Participantes a Conferência Internacional Sobre o Consumo de Alcool e Drogas (Foto: Lino Guimaraes)

Participantes a Conferência Internacional Sobre o Consumo de Alcool e Drogas (Foto: Lino Guimaraes)

A Conferência Internacional sobre o “Consumo de álcool e drogas”, encerrada nesta sexta-feira, em Luanda, recomenda o aumento e a cooperação com todos os Estados e organizações internacionais, com destaque para os países da CPLP, em projectos comuns de partilha e gestão de informação estratégica e operacional de controlo do consumo do álcool e seus derivados, soube à Angop.

De acordo com o documento síntese da Conferência Internacional sobre o “Consumo de álcool e drogas”, promovida pela Fundação Eduardo dos Santos (FESA), foi recomendado igualmente a luta contra o tráfico de estupefacientes, bem como a actualização das leis existentes e criar condições para a criação de novos instrumentos jurídico-legais que abordem a problemática da produção, tráfico, venda e consumo de estupefacientes.

O documento adianta que a conferência recomenda ainda a necessidade de se redefinir e aperfeiçoar as estratégias de actuação, bem como dotar as estruturas de competentes e sofisticados instrumentos e equipamentos nos pontos de controlo de passageiros, dos detidos, comerciantes e todos os intervenientes na cadeia do tráfico da droga.

A conferência recomenda ainda a necessidade de se realizar estudos em parceria com as instituições de ensino para o aprimoramento, tratamento, cruzamento e interligação dos dados estatísticos entre os diferentes sectores ministeriais e organismos ligados à produção, tráfico, venda e consumo da droga, com o objectivo de facilitar a elaboração, implementação e monitoria de uma Estratégia Nacional Integrada de Controlo.
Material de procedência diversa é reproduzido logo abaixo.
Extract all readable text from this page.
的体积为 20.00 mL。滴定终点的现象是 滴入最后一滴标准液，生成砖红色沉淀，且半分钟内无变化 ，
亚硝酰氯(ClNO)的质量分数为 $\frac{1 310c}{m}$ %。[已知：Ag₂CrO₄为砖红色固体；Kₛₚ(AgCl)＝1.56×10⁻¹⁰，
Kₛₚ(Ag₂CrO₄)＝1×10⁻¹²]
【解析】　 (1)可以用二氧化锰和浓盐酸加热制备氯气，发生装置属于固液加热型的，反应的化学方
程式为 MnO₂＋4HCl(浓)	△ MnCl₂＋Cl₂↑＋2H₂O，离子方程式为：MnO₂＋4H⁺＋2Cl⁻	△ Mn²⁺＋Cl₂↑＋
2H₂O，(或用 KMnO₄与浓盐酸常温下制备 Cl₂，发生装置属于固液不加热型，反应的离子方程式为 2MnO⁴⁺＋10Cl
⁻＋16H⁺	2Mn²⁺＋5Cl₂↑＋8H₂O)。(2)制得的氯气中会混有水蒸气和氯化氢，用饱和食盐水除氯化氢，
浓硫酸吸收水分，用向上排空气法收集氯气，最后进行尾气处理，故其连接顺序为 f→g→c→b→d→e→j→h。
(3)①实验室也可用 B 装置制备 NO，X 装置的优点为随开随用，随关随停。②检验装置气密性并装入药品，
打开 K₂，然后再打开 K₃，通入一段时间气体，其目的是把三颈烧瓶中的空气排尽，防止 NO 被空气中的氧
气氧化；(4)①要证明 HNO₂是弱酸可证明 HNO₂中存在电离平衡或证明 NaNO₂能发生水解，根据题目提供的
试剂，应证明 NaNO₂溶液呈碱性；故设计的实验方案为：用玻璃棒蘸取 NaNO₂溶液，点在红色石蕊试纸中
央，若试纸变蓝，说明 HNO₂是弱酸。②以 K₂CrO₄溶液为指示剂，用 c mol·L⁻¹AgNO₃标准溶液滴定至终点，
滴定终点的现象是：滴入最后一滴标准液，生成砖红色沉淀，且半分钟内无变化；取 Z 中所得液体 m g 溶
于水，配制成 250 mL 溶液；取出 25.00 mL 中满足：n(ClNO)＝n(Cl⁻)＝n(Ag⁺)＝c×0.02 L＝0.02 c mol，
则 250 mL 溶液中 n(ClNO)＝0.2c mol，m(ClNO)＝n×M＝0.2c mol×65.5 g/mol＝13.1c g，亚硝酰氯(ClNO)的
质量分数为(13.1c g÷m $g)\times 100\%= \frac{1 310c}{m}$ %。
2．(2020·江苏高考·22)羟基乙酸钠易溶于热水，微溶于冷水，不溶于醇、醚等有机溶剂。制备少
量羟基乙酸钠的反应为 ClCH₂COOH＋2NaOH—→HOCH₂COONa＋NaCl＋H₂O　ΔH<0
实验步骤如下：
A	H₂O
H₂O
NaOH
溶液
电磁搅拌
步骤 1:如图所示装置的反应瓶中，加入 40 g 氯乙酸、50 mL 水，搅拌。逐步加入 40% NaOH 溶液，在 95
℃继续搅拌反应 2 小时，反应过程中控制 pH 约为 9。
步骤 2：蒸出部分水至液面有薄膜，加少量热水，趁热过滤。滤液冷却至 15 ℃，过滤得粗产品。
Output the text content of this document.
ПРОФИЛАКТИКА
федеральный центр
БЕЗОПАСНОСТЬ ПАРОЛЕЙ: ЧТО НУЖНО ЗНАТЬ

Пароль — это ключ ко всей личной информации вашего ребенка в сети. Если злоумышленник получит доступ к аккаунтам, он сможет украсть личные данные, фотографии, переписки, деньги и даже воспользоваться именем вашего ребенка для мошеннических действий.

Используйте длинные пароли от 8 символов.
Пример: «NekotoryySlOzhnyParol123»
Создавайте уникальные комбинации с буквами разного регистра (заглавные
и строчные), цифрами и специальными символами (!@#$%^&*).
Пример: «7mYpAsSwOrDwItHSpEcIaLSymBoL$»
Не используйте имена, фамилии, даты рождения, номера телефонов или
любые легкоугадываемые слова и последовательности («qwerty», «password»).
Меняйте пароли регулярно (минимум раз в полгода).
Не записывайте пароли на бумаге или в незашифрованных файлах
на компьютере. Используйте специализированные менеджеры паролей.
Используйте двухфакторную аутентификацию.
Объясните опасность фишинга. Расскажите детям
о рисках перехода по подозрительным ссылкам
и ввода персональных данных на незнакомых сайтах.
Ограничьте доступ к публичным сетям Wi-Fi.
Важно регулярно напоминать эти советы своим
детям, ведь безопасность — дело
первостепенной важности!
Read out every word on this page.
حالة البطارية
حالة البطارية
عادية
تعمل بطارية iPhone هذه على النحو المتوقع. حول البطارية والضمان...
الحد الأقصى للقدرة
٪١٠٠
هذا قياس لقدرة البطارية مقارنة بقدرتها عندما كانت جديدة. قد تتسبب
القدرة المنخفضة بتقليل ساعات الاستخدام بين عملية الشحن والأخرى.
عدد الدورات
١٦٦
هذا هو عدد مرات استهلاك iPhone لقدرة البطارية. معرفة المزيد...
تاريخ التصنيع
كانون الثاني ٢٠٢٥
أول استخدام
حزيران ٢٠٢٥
Consta também das recomendações a pertinência do do reforço da parceria com os Órgãos da Comunicação Social em matéria de elaboração de conteúdos educativos sobre o álcool e drogas, bem como os canais, meios e horários de divulgação das mensagens.

Aumentar e aprimorar as mensagens educativas no seio das famílias, nos locais de trabalho e nos estabelecimentos de ensino, desencorajando as crianças, jovens e adultos para comportamentos que propiciem o desencaminhamento e adopção de práticas nocivas à vida humana são outras recomendações.

O documento acrescenta ser necessário aumentar o trabalho de prevenção na área do consumo e da criminalidade associada ao consumo excessivo de álcool e utilização de drogas, bem como le-se que a conferência concluiu que o alcoolismo e o consumo de drogas é um problema que transcende as barreiras da Saúde Pública, o que requer uma estratégia de intervenção de carácter multissectorial, pois afecta o desenvolvimento do indivíduo, das famílias e das nações.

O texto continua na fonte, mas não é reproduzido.